La communication améliorée et alternative (CAA) fonctionne avec des pictogrammes, des caractères et des mots. En les sélectionnant avec les mains, les yeux ou la tête, les personnes avec handicaps complexes peuvent communiquer ce qu’elles souhaitent manger … et bien plus encore.
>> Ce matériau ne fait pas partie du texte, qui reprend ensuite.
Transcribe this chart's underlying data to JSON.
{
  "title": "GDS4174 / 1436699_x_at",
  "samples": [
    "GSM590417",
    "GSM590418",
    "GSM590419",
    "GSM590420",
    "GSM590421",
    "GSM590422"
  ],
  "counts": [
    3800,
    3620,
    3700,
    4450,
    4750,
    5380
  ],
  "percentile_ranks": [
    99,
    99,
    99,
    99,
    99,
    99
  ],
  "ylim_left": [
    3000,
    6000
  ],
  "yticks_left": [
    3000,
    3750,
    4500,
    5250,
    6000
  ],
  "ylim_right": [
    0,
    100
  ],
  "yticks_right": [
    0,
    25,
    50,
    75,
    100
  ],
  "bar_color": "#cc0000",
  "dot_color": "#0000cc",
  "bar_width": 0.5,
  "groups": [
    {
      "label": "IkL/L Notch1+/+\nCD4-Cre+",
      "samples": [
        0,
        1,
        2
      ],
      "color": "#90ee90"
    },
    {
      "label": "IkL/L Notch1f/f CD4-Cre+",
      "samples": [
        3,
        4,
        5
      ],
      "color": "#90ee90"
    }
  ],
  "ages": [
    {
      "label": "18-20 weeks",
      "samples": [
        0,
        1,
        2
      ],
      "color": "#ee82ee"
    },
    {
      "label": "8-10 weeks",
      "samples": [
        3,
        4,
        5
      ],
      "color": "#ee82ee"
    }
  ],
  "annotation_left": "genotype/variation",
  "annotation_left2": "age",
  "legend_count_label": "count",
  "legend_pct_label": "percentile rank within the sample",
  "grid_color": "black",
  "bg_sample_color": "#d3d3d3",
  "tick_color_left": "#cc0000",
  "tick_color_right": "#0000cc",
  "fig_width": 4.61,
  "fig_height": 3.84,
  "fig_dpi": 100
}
Focus sur le groupe « Sprachvirus », auteur du blog « Idiotenspeak ».
Ils s’appellent Querdenker, El Hombre et Sokrates, et rédigent ensemble le blog « Idiotenspeak ». Derrière ces pseudonymes, trois hommes trentenaires qui vivent avec plusieurs troubles du spectre autistique. Ils ne peuvent pas s’exprimer oralement et ont besoin de beaucoup d’assistance au quotidien. Mais pour eux, ce n’est pas une raison pour ne pas échanger régulièrement au sujet de leur blog. Ils discutent des sujets, du style et du choix des mots. Car tous les trois utilisent de nombreux outils proposés par la communication améliorée et alternative (CAA).
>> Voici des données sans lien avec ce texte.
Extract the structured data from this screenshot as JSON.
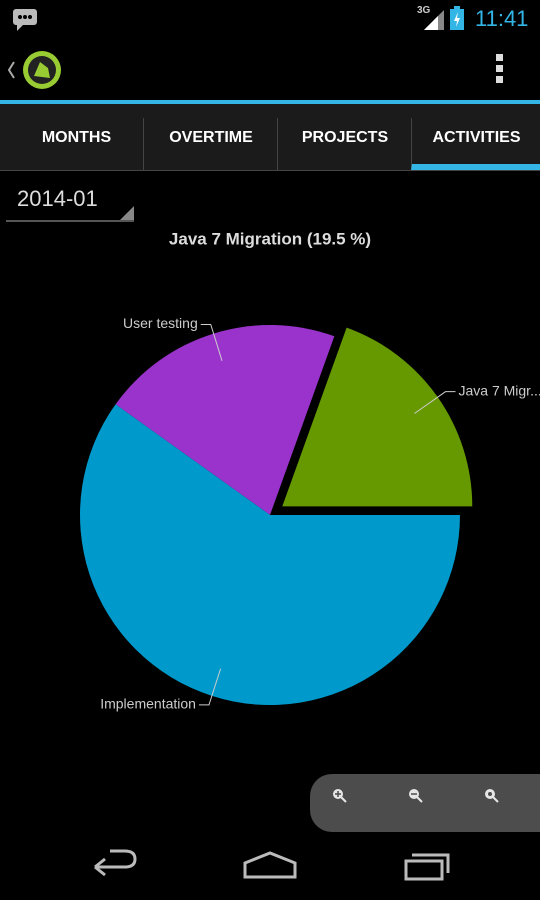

La linguiste Andrea Alfaré, codirectrice de la société effective communication (efc), anime les réunions du groupe « Sprachvirus » toutes les deux semaines dans le bureau d’efc en vieille ville de Rheinfelden (AG). « Idiotenspeak » est issu du groupe de travail Sprachvirus, qui existe depuis 2012. Tenir ce blog fait partie de la formation professionnelle de ces trois hommes.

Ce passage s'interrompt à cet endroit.